Lactarius quietus is a mushroom of the genus Lactarius. It is easily identified by its oily scent and the concentric bands on its cap. It is brown, and is probably named after its matte, "quiet" surface and colouration. It is found exclusively under oak trees in Europe, where it grows solitarily or in scattered groups in autumn months. In North America, the variety L. quietus var. incanus is fairly common in the same habitat. The mushroom's edibility is disputed.
Ampulloclitocybe clavipes, commonly known as the club-foot or club-footed clitocybe, is a species of gilled mushroom from Europe and North America.
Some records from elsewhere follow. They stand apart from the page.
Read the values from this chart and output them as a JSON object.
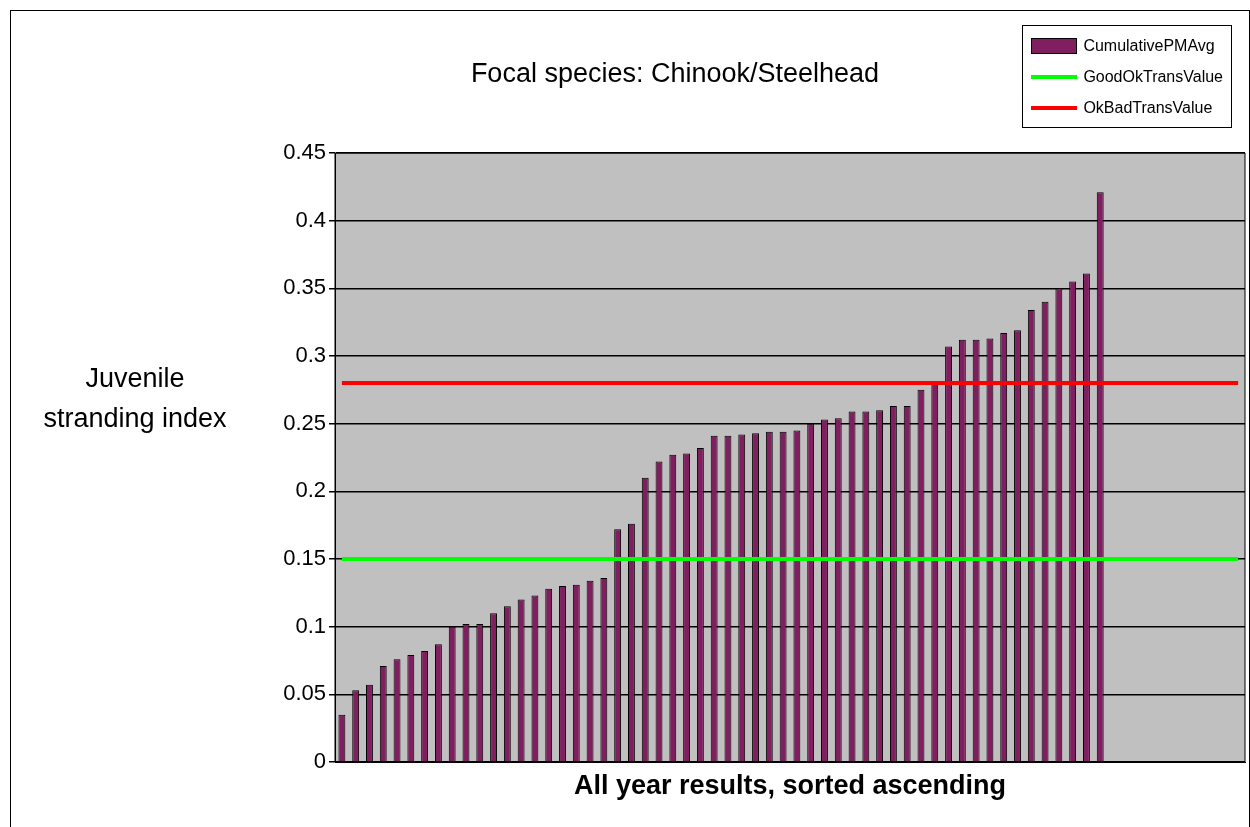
{
  "chart_data": {
    "type": "bar",
    "title": "Focal species: Chinook/Steelhead",
    "xlabel": "All year results, sorted ascending",
    "ylabel": "Juvenile\nstranding index",
    "categories": [
      null,
      null,
      null,
      null,
      null,
      null,
      null,
      null,
      null,
      null,
      null,
      null,
      null,
      null,
      null,
      null,
      null,
      null,
      null,
      null,
      null,
      null,
      null,
      null,
      null,
      null,
      null,
      null,
      null,
      null,
      null,
      null,
      null,
      null,
      null,
      null,
      null,
      null,
      null,
      null,
      null,
      null,
      null,
      null,
      null,
      null,
      null,
      null,
      null,
      null,
      null,
      null,
      null,
      null,
      null,
      null,
      null,
      null,
      null,
      null,
      null,
      null,
      null,
      null,
      null,
      null
    ],
    "series": [
      {
        "name": "CumulativePMAvg",
        "color": "#7f1f5f",
        "values": [
          0.035,
          0.053,
          0.057,
          0.071,
          0.076,
          0.079,
          0.082,
          0.087,
          0.1,
          0.102,
          0.102,
          0.11,
          0.115,
          0.12,
          0.123,
          0.128,
          0.13,
          0.131,
          0.134,
          0.136,
          0.172,
          0.176,
          0.21,
          0.222,
          0.227,
          0.228,
          0.232,
          0.241,
          0.241,
          0.242,
          0.243,
          0.244,
          0.244,
          0.245,
          0.25,
          0.253,
          0.254,
          0.259,
          0.259,
          0.26,
          0.263,
          0.263,
          0.275,
          0.28,
          0.307,
          0.312,
          0.312,
          0.313,
          0.317,
          0.319,
          0.334,
          0.34,
          0.35,
          0.355,
          0.361,
          0.421,
          null,
          null,
          null,
          null,
          null,
          null,
          null,
          null,
          null,
          null
        ]
      },
      {
        "name": "GoodOkTransValue",
        "type": "line",
        "color": "#00ff00",
        "values": [
          0.15,
          0.15,
          0.15,
          0.15,
          0.15,
          0.15,
          0.15,
          0.15,
          0.15,
          0.15,
          0.15,
          0.15,
          0.15,
          0.15,
          0.15,
          0.15,
          0.15,
          0.15,
          0.15,
          0.15,
          0.15,
          0.15,
          0.15,
          0.15,
          0.15,
          0.15,
          0.15,
          0.15,
          0.15,
          0.15,
          0.15,
          0.15,
          0.15,
          0.15,
          0.15,
          0.15,
          0.15,
          0.15,
          0.15,
          0.15,
          0.15,
          0.15,
          0.15,
          0.15,
          0.15,
          0.15,
          0.15,
          0.15,
          0.15,
          0.15,
          0.15,
          0.15,
          0.15,
          0.15,
          0.15,
          0.15,
          0.15,
          0.15,
          0.15,
          0.15,
          0.15,
          0.15,
          0.15,
          0.15,
          0.15,
          0.15
        ]
      },
      {
        "name": "OkBadTransValue",
        "type": "line",
        "color": "#ff0000",
        "values": [
          0.28,
          0.28,
          0.28,
          0.28,
          0.28,
          0.28,
          0.28,
          0.28,
          0.28,
          0.28,
          0.28,
          0.28,
          0.28,
          0.28,
          0.28,
          0.28,
          0.28,
          0.28,
          0.28,
          0.28,
          0.28,
          0.28,
          0.28,
          0.28,
          0.28,
          0.28,
          0.28,
          0.28,
          0.28,
          0.28,
          0.28,
          0.28,
          0.28,
          0.28,
          0.28,
          0.28,
          0.28,
          0.28,
          0.28,
          0.28,
          0.28,
          0.28,
          0.28,
          0.28,
          0.28,
          0.28,
          0.28,
          0.28,
          0.28,
          0.28,
          0.28,
          0.28,
          0.28,
          0.28,
          0.28,
          0.28,
          0.28,
          0.28,
          0.28,
          0.28,
          0.28,
          0.28,
          0.28,
          0.28,
          0.28,
          0.28
        ]
      }
    ],
    "ylim": [
      0,
      0.45
    ],
    "yticks": [
      0,
      0.05,
      0.1,
      0.15,
      0.2,
      0.25,
      0.3,
      0.35,
      0.4,
      0.45
    ],
    "grid": "y",
    "legend": "top right",
    "tick_labels": "y",
    "marker": "none",
    "line_style": "solid"
  }
}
The grey brown mushrooms have yellowish decurrent gills and a bulbous stalk, and are found in deciduous and conifer woodlands. Although considered edible, disulfiram-like reactions have been reported after consumption of alcohol after eating this mushroom.
Lactarius indigo, commonly known as the indigo milk cap, indigo milky, indigo lactarius, blue lactarius, or blue milk mushroom, is a species of agaric fungus in the family Russulaceae.
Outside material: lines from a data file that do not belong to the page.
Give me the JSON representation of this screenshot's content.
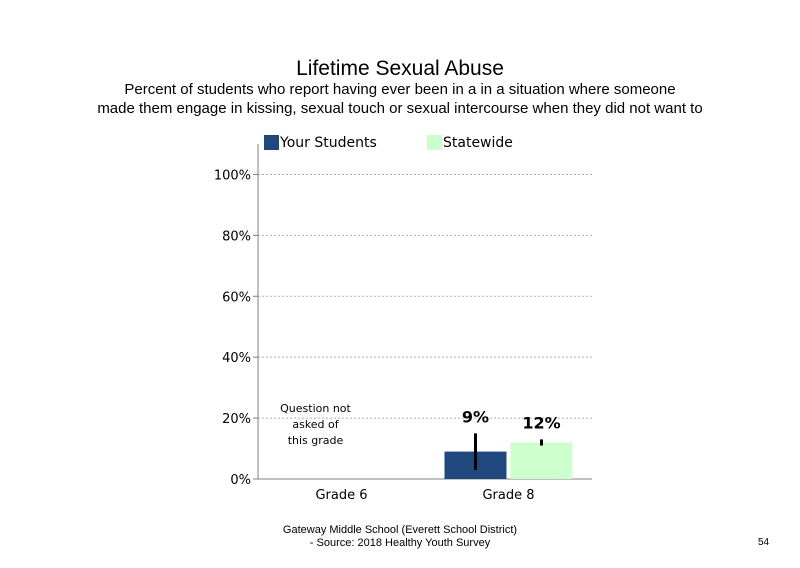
{
  "slide": {
    "title": "Lifetime Sexual Abuse",
    "subtitle_line1": "Percent of students who report having ever been in a in a situation where someone",
    "subtitle_line2": "made them engage in kissing, sexual touch or sexual intercourse when they did not want to",
    "footer_line1": "Gateway Middle School (Everett School District)",
    "footer_line2": "- Source: 2018 Healthy Youth Survey",
    "page_number": "54"
  },
  "colors": {
    "your_students": "#1f497d",
    "statewide": "#ccffcc",
    "error_bar": "#000000",
    "grid": "#b0b0b0",
    "axis": "#808080"
  },
  "chart_data": {
    "type": "bar",
    "categories": [
      "Grade 6",
      "Grade 8"
    ],
    "series": [
      {
        "name": "Your Students",
        "values": [
          null,
          9
        ],
        "labels": [
          "",
          "9%"
        ],
        "error_low": [
          null,
          3
        ],
        "error_high": [
          null,
          15
        ]
      },
      {
        "name": "Statewide",
        "values": [
          null,
          12
        ],
        "labels": [
          "",
          "12%"
        ],
        "error_low": [
          null,
          11
        ],
        "error_high": [
          null,
          13
        ]
      }
    ],
    "ylim": [
      0,
      110
    ],
    "yticks": [
      0,
      20,
      40,
      60,
      80,
      100
    ],
    "ytick_labels": [
      "0%",
      "20%",
      "40%",
      "60%",
      "80%",
      "100%"
    ],
    "grid": true,
    "legend": "top",
    "annotations": [
      {
        "category": "Grade 6",
        "lines": [
          "Question not",
          "asked of",
          "this grade"
        ]
      }
    ]
  }
}
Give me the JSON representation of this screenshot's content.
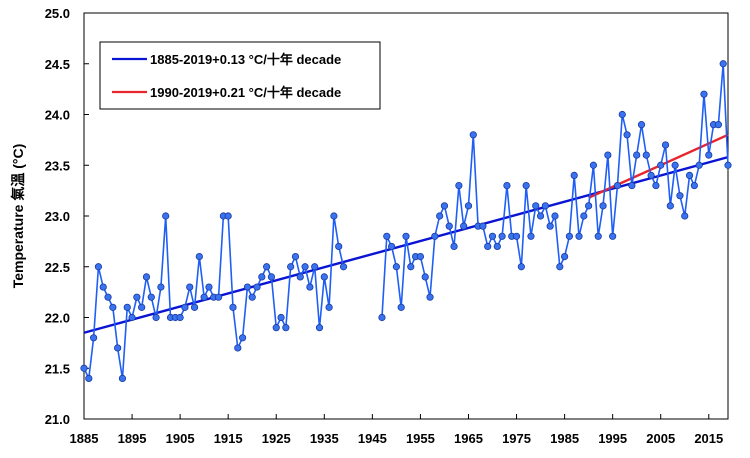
{
  "chart_data": {
    "type": "line",
    "ylabel": "Temperature 氣溫 (°C)",
    "xlim": [
      1885,
      2019
    ],
    "ylim": [
      21.0,
      25.0
    ],
    "xticks": [
      "1885",
      "1895",
      "1905",
      "1915",
      "1925",
      "1935",
      "1945",
      "1955",
      "1965",
      "1975",
      "1985",
      "1995",
      "2005",
      "2015"
    ],
    "yticks": [
      "21.0",
      "21.5",
      "22.0",
      "22.5",
      "23.0",
      "23.5",
      "24.0",
      "24.5",
      "25.0"
    ],
    "grid": false,
    "legend_position": "top-left",
    "series": [
      {
        "kind": "observed",
        "color": "#1f5ff5",
        "marker_fill": "#3a73f0",
        "segments": [
          {
            "x": [
              1885,
              1886,
              1887,
              1888,
              1889,
              1890,
              1891,
              1892,
              1893,
              1894,
              1895,
              1896,
              1897,
              1898,
              1899,
              1900,
              1901,
              1902,
              1903,
              1904,
              1905,
              1906,
              1907,
              1908,
              1909,
              1910,
              1911,
              1912,
              1913,
              1914,
              1915,
              1916,
              1917,
              1918,
              1919,
              1920,
              1921,
              1922,
              1923,
              1924,
              1925,
              1926,
              1927,
              1928,
              1929,
              1930,
              1931,
              1932,
              1933,
              1934,
              1935,
              1936,
              1937,
              1938,
              1939
            ],
            "y": [
              21.5,
              21.4,
              21.8,
              22.5,
              22.3,
              22.2,
              22.1,
              21.7,
              21.4,
              22.1,
              22.0,
              22.2,
              22.1,
              22.4,
              22.2,
              22.0,
              22.3,
              23.0,
              22.0,
              22.0,
              22.0,
              22.1,
              22.3,
              22.1,
              22.6,
              22.2,
              22.3,
              22.2,
              22.2,
              23.0,
              23.0,
              22.1,
              21.7,
              21.8,
              22.3,
              22.2,
              22.3,
              22.4,
              22.5,
              22.4,
              21.9,
              22.0,
              21.9,
              22.5,
              22.6,
              22.4,
              22.5,
              22.3,
              22.5,
              21.9,
              22.4,
              22.1,
              23.0,
              22.7,
              22.5
            ]
          },
          {
            "x": [
              1947,
              1948,
              1949,
              1950,
              1951,
              1952,
              1953,
              1954,
              1955,
              1956,
              1957,
              1958,
              1959,
              1960,
              1961,
              1962,
              1963,
              1964,
              1965,
              1966,
              1967,
              1968,
              1969,
              1970,
              1971,
              1972,
              1973,
              1974,
              1975,
              1976,
              1977,
              1978,
              1979,
              1980,
              1981,
              1982,
              1983,
              1984,
              1985,
              1986,
              1987,
              1988,
              1989,
              1990,
              1991,
              1992,
              1993,
              1994,
              1995,
              1996,
              1997,
              1998,
              1999,
              2000,
              2001,
              2002,
              2003,
              2004,
              2005,
              2006,
              2007,
              2008,
              2009,
              2010,
              2011,
              2012,
              2013,
              2014,
              2015,
              2016,
              2017,
              2018,
              2019
            ],
            "y": [
              22.0,
              22.8,
              22.7,
              22.5,
              22.1,
              22.8,
              22.5,
              22.6,
              22.6,
              22.4,
              22.2,
              22.8,
              23.0,
              23.1,
              22.9,
              22.7,
              23.3,
              22.9,
              23.1,
              23.8,
              22.9,
              22.9,
              22.7,
              22.8,
              22.7,
              22.8,
              23.3,
              22.8,
              22.8,
              22.5,
              23.3,
              22.8,
              23.1,
              23.0,
              23.1,
              22.9,
              23.0,
              22.5,
              22.6,
              22.8,
              23.4,
              22.8,
              23.0,
              23.1,
              23.5,
              22.8,
              23.1,
              23.6,
              22.8,
              23.3,
              24.0,
              23.8,
              23.3,
              23.6,
              23.9,
              23.6,
              23.4,
              23.3,
              23.5,
              23.7,
              23.1,
              23.5,
              23.2,
              23.0,
              23.4,
              23.3,
              23.5,
              24.2,
              23.6,
              23.9,
              23.9,
              24.5,
              23.5
            ]
          }
        ]
      },
      {
        "name": "1885-2019+0.13 °C/十年 decade",
        "kind": "trend",
        "color": "#0a14d2",
        "x": [
          1885,
          2019
        ],
        "y": [
          21.85,
          23.58
        ]
      },
      {
        "name": "1990-2019+0.21 °C/十年 decade",
        "kind": "trend",
        "color": "#e8242c",
        "x": [
          1990,
          2019
        ],
        "y": [
          23.18,
          23.8
        ]
      }
    ]
  }
}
Lactarius alnicola, commonly known as the golden milkcap, is a species of fungus in the family Russulaceae. The fruit bodies produced by the fungus are characterized by a sticky, vanilla-colored cap up to 20 cm (7.9 in) wide with a mixture of yellow tones arranged in faint concentric bands. The stem is up to 5 cm (2.0 in) long and has yellow-brown spots. When it is cut or injured, the mushroom oozes a white latex, which has an intensely peppery taste. The acrid taste of the fruit bodies renders them unpalatable. The fungus is found in the western United States and Mexico, where it grows in mycorrhizal associations with various coniferous trees species, such as spruce, pine and fir, and deciduous species such as oak and alder. It has also been collected in India. Two varieties have been named: var. pitkinensis, known from Colorado, and var. pungens, from Michigan.
Lactarius affinis, commonly known as the kindred milk cap, is a species of milk-cap mushroom in the family Russulaceae. It is found northeastern North America, where it fruits in the summer and fall, and is common in the Great Lakes region. Its fruit bodies have medium to large, slimy dull yellow or brownish caps. Although not considered poisonous, it is unpalatable because of its highly acrid taste.
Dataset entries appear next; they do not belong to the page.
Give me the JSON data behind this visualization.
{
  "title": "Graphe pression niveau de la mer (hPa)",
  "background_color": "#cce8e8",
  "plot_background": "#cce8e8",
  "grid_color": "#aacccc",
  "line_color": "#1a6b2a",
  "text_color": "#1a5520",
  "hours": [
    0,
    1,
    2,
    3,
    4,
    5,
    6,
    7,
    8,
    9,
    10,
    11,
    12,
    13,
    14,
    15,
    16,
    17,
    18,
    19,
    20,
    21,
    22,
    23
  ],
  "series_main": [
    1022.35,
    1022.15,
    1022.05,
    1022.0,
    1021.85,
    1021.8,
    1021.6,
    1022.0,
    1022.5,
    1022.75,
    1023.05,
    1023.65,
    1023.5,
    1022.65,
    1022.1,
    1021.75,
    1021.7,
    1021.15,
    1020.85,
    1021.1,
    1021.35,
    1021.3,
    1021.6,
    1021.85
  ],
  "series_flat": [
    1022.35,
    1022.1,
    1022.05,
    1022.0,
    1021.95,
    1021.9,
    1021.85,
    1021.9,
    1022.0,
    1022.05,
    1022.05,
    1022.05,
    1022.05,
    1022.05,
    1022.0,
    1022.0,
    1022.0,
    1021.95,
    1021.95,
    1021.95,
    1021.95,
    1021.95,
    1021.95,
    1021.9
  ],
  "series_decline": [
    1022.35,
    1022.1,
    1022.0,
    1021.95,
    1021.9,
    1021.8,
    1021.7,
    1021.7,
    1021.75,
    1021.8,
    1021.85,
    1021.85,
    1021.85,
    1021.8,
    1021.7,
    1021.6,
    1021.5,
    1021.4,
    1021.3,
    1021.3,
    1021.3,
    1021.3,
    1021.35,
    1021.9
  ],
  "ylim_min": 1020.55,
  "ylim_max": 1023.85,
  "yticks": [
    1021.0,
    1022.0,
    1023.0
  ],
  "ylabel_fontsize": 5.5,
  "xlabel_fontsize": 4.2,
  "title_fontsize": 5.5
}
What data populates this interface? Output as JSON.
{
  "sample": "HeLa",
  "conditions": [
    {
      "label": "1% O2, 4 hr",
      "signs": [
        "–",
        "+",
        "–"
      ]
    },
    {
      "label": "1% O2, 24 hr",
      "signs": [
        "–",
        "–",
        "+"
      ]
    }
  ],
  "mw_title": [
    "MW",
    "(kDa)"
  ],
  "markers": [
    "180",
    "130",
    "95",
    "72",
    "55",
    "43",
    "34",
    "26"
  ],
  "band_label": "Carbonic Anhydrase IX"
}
Lactarius fallax, commonly known as the velvety milk cap, is a species of fungus in the family Russulaceae. Found in both spruce and mixed conifer forests, it is a fairly common species in the Pacific Northwest region of North America, with a northerly range extending to Alaska. Its fruit bodies are medium-sized, with velvety, brown to blackish caps up to 3–9 cm (1.2–3.5 in) in diameter bearing a distinct pointed umbo. The caps are supported by velvety stems up to 6 cm (2.4 in) long and 1.5 cm (0.6 in) thick. The mushroom oozes a whitish latex when it is cut, and injured tissue eventually turns a dull reddish color. The eastern North American and European species Lactarius lignyotus is closely similar in appearance, but can be distinguished by its differing range.
Lactarius argillaceifolius is a species of fungus in the family Russulaceae. The mushrooms produced by the fungus have convex to flattened drab lilac-colored caps that are up to 18 cm (7.1 in) wide. The cream-colored gills are closely spaced together and extend slightly down the length of the stem, which is up to 9 cm (3.5 in) long by 3.5 cm (1.4 in) thick. The mushroom produces an off-white latex when injured that stains the mushroom tissue brownish.